DISCUSSION

OME is a major public health problem in paediatric ENT practice (8) and understanding the mechanism of tympanic complications is fundamental in reducing the sequelae of this disease (5). Proteolytic enzymes can play an important role in the development of TM atrophy associated with OME, and then into cholesteatoma. Many authors refer to the role of proteases in the pathogenesis of OME complications (9–11,15,20). Our study suggests a non-significant link between the level of MMP-2 in OME fluid and the existence of tympanic atrophy. A higher concentration of MMP-2 in the effusions of patients with atrophic tympanic membranes has been found. Its specific inhibitor TIMP-2, assessed in order to estimate the active MMP-2 level without the inactive pro-enzymes (14), was also lower in the effusions of patients with atrophic tympanic membranes. The MMP-9 level tended to be lower in children with atrophy, while the MMP-7 rate was quite similar in both groups. So, the MMP-2 enzyme activity tended to be higher in cases of tympanic atrophy, even if the difference was not significant.
The ELISA technique was used for the assays. Gelatin or casein zymography is an electrophoresis examination frequently performed in other studies to measure MMP activity, because it dissociates MMPs from TIMPs. However, ELISA, which is also commonly used for this type of assay, is a validated technique. The MMP concentrations measured in this study in ng/µl were consistent with MMP levels found in previous publications, except for the MMP-9 concentrations which were higher than in other studies. A South Korean study (21) studying MMP-9 levels in OME with and without allergy found also high concentrations ranging from 100 to 920 pg/mg total protein.

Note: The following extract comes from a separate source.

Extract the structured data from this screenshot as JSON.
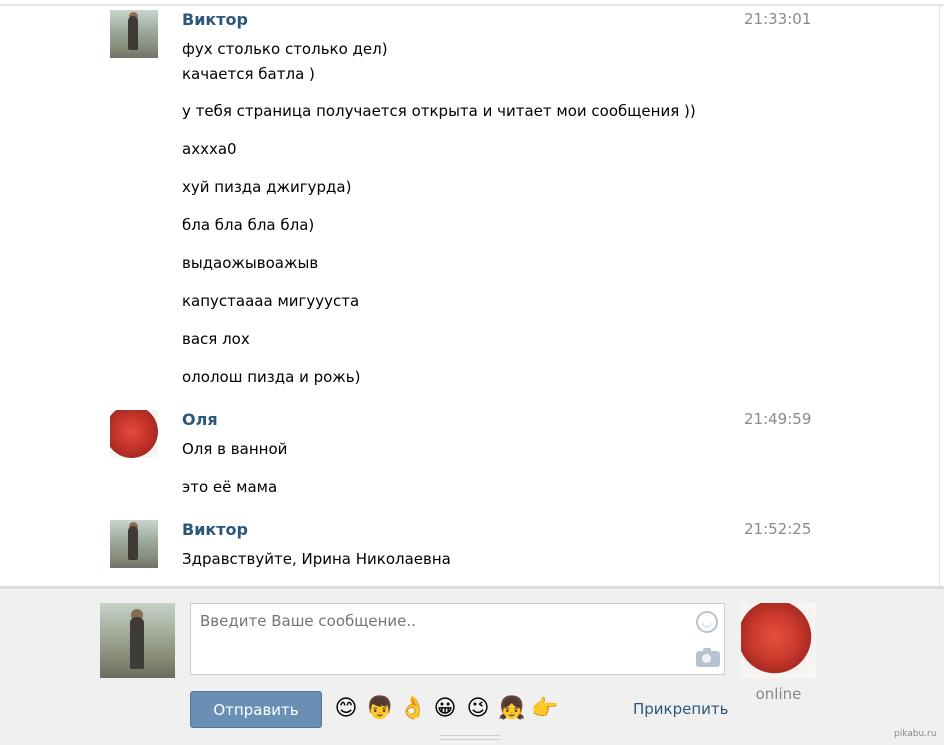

Destruction of fibrous layer in OME may be related to the duration of the OME’s evolution (5), but this cannot be demonstrated in the general population because OME is often asymptomatic. In the literature, the duration of OME is often estimated from the number of VT insertions, and the age of the patients. In our study, MMP2 and TIMP-2 concentrations tended to decrease with age (figure 2), as reported in a 1994 American study (16).However, the ration MMP-2/TIMP-2 did not vary among age.
In our study, the number of previous VT was not correlated with the MMP level, but the MMP-7 rate which was significantly higher in children who had no prior history of VT placement. The study by Jennings and al. (20) found an increase in MMP-2 levels with the number of VT operations, while a Swedish study by Juhn and al. (16) found no relationship between the number of VT insertions and MMP-2 and 9 concentrations.
In our study, a significantly higher concentration of MMP was found in the thicker mucous effusions, the difference being significative for MMP-9 and TIMP-2 (p=0.0017 – p=0,013 respectively). This result has been demonstrated in other studies (9,10,15,20). Interleukins such as TNFα and IL-1 are present in higher concentrations in mucous effusions (16). The role of these molecules in inducing the transcription of MMPs is consistent with the results of our research. On the other hand, our results for TIMP-2 concentrations are at odds with the results from Moon’s work, since we found a significant link between elevated TIMP-2 concentrations and mucous effusions (9).
One of the limitations of our study is assessment of the degree of tympanic atrophy by examination under a microscope, even with an examination under microscope performed by two different examiners. The gold standard would be to perform biopsies of the eardrum (4). However, this could lead to perforations and is questionable in children. In further studies it could be possible to analyse an animal model to quantify the relationship between the degree of eardrum atrophy and MMP concentrations in OME effusion.
The second limitation was the number of children enrolled: inclusion of more subjects would increase the strength of our study. In addition, it would be interesting to compare intra-individual MMP-2 levels in children with unilateral tympanic atrophy, the child being his own control.